Pedacito de cielo
Cèline Vartan

Mi vieja llegó a Granada en el 2003. Si existía una mujer valiente, esa era ella. Si no ¿quién, sola, con ochenta años deja atrás su tierra natal, su casa, mucho de su bagaje afectivo, para lanzarse a la aventura de echarle el pulso final a la vida? Cansada de utópicas esperanzas, harta de esfuerzos vanos que nunca prosperan, de temor por su integridad física, desencantada de apostar por un futuro incierto, decidió cruzar el Atlántico siguiendo mi estela.

Adoraba esta ciudad y la conocía más que muchos. No había rincón que no hubiera descubierto en sus paseos de cada tarde, fanática de la cervecita en verano y de las cafeterías en invierno. Salir, siempre salir era su consigna; lo mismo respiraba el aire en el mirador de San Nicolás, que daba un paseo en el Circular, jugaba a las cartas con las viudas de Granada o disfrutaba, sentada en Plaza Nueva, el trasiego de los turistas. Lo poco era mucho para ella.

Vivía en la Barriada Comandante Valdés a escasos seiscientos metros del centro de la ciudad, un lugar totalmente accesible para su peregrinar cotidiano y para estar cerca de nosotros, su familia.

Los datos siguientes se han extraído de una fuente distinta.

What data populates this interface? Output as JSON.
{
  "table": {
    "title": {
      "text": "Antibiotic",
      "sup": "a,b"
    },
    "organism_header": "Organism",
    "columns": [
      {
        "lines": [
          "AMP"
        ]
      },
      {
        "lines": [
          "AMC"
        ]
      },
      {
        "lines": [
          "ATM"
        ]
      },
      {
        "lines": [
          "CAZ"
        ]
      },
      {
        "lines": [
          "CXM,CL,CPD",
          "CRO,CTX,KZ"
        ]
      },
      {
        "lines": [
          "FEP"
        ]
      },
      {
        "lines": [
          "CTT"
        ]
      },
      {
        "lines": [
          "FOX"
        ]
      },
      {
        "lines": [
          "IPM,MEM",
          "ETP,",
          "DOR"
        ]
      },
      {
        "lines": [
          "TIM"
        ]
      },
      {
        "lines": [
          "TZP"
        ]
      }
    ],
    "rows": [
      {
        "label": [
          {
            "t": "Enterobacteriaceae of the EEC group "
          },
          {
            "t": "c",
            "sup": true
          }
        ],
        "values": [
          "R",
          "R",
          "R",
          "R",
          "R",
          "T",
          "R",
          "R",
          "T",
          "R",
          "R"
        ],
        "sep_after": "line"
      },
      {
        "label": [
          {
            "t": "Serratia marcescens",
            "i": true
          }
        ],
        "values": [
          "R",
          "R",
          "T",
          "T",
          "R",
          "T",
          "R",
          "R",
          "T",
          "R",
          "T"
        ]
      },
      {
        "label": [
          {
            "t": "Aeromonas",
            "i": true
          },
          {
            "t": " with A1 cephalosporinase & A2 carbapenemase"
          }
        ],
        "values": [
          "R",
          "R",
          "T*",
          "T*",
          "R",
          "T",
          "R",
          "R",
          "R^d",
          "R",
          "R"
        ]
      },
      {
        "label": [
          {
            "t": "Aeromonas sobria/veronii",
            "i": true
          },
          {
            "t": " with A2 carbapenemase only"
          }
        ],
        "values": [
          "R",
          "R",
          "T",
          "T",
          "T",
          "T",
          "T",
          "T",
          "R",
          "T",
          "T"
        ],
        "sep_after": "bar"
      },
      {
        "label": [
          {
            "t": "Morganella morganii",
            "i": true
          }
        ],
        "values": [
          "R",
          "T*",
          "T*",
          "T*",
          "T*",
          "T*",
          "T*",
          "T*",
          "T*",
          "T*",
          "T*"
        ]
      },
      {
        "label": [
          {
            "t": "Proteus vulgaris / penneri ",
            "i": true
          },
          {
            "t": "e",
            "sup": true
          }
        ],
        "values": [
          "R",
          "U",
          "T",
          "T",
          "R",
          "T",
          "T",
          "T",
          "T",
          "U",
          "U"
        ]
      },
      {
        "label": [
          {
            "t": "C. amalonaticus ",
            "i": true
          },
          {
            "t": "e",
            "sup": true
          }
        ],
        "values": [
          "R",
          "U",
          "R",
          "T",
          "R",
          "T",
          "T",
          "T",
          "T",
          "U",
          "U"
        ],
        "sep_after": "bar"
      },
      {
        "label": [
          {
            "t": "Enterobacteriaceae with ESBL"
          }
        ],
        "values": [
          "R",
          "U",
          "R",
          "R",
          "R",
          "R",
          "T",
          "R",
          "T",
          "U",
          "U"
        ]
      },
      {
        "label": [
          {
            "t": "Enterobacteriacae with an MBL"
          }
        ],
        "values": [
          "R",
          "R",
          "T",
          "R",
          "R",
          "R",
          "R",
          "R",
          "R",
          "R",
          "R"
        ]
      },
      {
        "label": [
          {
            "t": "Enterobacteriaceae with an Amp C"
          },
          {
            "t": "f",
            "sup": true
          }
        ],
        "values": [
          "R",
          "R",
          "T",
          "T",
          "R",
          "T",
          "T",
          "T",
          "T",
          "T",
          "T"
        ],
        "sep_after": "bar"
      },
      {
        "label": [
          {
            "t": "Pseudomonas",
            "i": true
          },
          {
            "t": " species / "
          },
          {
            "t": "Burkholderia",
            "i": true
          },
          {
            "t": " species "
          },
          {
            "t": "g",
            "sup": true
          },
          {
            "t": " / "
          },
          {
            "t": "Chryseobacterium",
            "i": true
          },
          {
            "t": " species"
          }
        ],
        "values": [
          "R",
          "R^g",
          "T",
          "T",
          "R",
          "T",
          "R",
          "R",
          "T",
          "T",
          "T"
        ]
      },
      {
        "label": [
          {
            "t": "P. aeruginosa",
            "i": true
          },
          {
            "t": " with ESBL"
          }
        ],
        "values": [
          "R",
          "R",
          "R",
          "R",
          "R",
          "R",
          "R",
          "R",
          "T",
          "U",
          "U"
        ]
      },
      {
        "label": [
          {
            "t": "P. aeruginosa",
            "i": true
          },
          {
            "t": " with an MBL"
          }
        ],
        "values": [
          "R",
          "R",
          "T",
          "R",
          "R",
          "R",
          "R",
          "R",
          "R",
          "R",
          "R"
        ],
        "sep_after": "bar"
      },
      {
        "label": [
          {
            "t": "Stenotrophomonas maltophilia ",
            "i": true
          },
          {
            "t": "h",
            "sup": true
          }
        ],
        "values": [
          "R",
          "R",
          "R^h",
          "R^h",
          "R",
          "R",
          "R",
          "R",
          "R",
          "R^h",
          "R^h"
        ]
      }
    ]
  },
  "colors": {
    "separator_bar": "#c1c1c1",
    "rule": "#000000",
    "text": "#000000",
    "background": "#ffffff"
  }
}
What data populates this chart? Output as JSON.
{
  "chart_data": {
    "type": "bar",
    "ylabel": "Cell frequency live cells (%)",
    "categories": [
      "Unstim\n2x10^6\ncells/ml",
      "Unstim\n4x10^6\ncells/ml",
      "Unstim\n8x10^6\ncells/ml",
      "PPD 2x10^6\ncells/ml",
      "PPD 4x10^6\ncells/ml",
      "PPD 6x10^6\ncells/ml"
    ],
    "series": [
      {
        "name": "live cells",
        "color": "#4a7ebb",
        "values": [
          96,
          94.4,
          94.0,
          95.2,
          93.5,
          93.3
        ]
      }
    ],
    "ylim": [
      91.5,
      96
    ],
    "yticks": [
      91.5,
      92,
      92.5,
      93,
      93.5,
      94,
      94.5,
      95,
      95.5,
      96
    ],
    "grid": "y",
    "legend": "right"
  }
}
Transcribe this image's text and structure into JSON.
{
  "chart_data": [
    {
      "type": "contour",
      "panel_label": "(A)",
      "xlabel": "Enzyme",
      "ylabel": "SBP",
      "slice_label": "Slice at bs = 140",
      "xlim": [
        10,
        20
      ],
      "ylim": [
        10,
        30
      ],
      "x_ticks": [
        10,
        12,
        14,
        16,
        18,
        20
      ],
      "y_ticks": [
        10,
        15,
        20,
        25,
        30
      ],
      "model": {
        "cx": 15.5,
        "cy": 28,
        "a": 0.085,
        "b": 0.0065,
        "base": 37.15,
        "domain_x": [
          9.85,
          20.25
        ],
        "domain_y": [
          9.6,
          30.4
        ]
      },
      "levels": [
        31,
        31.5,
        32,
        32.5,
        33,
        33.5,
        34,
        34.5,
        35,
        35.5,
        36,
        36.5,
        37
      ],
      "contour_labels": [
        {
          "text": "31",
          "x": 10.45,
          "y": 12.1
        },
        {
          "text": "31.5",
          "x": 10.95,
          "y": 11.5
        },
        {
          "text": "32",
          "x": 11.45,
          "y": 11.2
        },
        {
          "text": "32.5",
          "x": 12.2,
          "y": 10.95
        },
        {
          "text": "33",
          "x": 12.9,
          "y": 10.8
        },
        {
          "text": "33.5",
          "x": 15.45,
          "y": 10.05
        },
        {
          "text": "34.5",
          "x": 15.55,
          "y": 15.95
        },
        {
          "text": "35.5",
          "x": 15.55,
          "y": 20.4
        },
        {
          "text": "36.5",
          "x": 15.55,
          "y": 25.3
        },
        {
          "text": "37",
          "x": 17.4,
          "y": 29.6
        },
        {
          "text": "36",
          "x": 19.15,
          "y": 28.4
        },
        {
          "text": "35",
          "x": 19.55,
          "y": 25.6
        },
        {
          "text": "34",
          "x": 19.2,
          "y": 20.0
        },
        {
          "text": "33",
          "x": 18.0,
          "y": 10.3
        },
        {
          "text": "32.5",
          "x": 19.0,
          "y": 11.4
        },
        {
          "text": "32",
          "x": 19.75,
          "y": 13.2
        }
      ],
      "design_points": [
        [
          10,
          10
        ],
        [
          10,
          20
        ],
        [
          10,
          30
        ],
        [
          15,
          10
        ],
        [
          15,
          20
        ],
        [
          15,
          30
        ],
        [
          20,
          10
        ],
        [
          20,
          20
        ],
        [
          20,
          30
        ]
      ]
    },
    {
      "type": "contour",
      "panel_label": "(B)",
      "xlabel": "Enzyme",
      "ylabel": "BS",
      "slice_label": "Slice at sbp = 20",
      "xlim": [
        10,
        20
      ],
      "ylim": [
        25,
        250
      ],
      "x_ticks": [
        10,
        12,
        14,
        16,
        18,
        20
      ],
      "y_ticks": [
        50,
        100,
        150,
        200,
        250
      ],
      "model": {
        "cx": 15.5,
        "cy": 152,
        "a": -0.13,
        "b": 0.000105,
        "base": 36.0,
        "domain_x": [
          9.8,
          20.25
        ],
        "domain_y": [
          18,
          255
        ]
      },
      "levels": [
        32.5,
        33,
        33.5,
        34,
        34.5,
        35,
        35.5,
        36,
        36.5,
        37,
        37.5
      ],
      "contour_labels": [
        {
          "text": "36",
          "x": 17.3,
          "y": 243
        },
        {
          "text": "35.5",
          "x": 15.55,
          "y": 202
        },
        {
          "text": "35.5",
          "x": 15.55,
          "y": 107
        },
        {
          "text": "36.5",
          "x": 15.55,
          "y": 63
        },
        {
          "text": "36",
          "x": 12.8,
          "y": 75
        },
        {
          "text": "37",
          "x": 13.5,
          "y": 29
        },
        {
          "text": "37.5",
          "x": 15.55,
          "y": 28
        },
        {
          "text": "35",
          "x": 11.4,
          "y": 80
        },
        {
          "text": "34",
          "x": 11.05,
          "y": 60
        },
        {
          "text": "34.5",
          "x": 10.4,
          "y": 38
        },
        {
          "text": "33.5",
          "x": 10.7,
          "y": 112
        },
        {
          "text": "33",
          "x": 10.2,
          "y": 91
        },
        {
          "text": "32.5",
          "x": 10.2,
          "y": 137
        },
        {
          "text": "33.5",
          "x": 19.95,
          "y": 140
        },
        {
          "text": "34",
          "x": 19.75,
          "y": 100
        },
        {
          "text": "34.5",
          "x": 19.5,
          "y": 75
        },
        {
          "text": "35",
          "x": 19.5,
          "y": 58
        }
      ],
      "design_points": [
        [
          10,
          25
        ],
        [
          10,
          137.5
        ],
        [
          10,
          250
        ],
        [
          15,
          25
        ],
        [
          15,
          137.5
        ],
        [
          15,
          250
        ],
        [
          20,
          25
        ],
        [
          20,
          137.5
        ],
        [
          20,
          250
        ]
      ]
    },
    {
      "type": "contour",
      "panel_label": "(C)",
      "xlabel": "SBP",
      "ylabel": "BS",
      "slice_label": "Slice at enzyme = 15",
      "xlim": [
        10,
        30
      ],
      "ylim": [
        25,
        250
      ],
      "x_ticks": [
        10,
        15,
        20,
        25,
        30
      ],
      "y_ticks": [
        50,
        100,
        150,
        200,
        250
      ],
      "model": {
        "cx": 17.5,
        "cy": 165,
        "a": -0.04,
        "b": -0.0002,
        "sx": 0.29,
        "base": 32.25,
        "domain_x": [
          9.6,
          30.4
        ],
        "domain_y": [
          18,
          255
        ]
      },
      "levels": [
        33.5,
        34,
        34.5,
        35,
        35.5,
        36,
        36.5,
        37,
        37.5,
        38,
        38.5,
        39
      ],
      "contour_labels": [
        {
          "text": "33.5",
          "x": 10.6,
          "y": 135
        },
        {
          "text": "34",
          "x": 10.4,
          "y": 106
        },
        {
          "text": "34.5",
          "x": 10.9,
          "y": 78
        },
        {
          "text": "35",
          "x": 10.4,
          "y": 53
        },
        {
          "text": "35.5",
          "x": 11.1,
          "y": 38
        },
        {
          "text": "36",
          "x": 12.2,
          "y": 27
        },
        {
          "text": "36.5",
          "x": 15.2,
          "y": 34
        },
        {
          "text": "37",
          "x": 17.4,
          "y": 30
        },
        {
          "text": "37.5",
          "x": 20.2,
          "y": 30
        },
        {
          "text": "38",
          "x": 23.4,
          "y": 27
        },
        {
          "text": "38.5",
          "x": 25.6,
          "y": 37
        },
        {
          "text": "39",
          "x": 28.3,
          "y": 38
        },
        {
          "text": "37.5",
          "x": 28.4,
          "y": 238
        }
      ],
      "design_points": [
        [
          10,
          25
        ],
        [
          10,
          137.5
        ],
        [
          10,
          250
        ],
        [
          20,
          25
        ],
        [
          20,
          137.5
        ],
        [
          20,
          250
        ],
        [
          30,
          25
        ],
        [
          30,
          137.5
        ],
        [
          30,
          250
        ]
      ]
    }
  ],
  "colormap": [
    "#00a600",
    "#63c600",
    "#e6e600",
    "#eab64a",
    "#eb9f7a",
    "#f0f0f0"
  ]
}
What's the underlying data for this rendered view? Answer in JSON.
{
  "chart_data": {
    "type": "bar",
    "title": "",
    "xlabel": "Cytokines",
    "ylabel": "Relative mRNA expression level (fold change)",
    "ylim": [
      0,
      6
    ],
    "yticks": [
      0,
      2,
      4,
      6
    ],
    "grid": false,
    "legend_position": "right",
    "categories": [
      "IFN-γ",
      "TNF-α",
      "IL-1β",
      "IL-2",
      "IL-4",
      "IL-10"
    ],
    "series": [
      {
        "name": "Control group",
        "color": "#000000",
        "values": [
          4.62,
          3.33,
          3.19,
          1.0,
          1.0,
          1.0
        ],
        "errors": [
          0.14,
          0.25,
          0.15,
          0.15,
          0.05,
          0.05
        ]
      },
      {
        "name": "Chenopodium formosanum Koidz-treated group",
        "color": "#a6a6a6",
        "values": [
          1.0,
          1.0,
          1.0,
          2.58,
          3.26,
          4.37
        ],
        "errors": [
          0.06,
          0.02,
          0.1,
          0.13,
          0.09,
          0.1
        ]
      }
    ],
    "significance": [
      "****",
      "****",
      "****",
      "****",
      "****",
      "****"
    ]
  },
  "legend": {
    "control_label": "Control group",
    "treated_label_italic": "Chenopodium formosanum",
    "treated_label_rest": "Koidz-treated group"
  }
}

La vivienda era austera pero doblaba en metros a aquella que había dejado. Tenía todo lo necesario para vivir con comodidad. Su anterior dueño contaba que esas edificaciones las había promovido un sindicato allá por los sesenta. Pintadas de distintos colores conferían al enclave un toque distintivo y alegre. Plazuelas, calles y pasajes interiores con árboles y plantas en glorietas, parterres y balcones discurrían entre las casas, libres de vehículos. No faltaban mercados y comercios de todo tipo en los alrededores haciendo del abastecimiento, tarea fácil.

Todas las viviendas de la barriada eran muy luminosas y aireadas, de tres o cuatro plantas, muros muy gruesos y sin ascensores, de fachadas simples, sin decoración y de corte racionalista. El conglomerado multicultural y multiétnico de sus habitantes, daba a la barriada una característica híbrida que fluctuaba entre lo nativo y lo foráneo, la marginación y la integración, la aceptación y el recelo. Pero, con el tiempo y la voluntad común, transigente y contemporizadora, se fue tejiendo una convivencia  armónica.

Haciendo historia, cierto era lo que contó aquel hombre a mi madre. La Obra Sindical del Hogar promovió la construcción de la barriada en el pago del Zaidín, en tierras ganadas a una vega fértil y bella abrazada por los ríos Monachil y Genil. Aquel proyecto puso en pie quinientas viviendas repartidas  en cuarenta y ocho bloques, en tiempo récord; razón ésta que sobrevino en detrimento claro de la calidad de las mismas.

Sus primeros habitantes fueron migrantes que abandonaban la precariedad rural y chabolistas u ocupantes de las cuevas que, apremiados por las riadas de los montes y barrancos circundantes, se arrimaban a la ciudad. Todos ellos con un denominador común, náufragos de la guerra. Se hacinaron en barracones a la espera de los nuevos alojamientos hasta que finalmente, en medio de barrizales, sin alcantarillado, entre zanjones, con calles a oscuras, sin escuelas, sin transporte y con exiguas pertenencias; tomaron posesión allá por el 57.

Esta ocupación fue anárquica y descontrolada, olía a improvisación por todas partes al mismo ritmo que se expandía en número y en dificultades. Dificultades éstas que hicieron del barrio una zona marginal y marginada.

Muchos años tuvieron que pasar para que las condiciones de habitabilidad mejoraran y el barrio tomara el carácter que hoy tiene: efervescente, alegre, pluralista, tranquilo, vital… Y sino que se lo digan a mi madre que encontró en la barriada Comandante Valdés su “pedacito de cielo”, como ella llamaba a su modesta casa.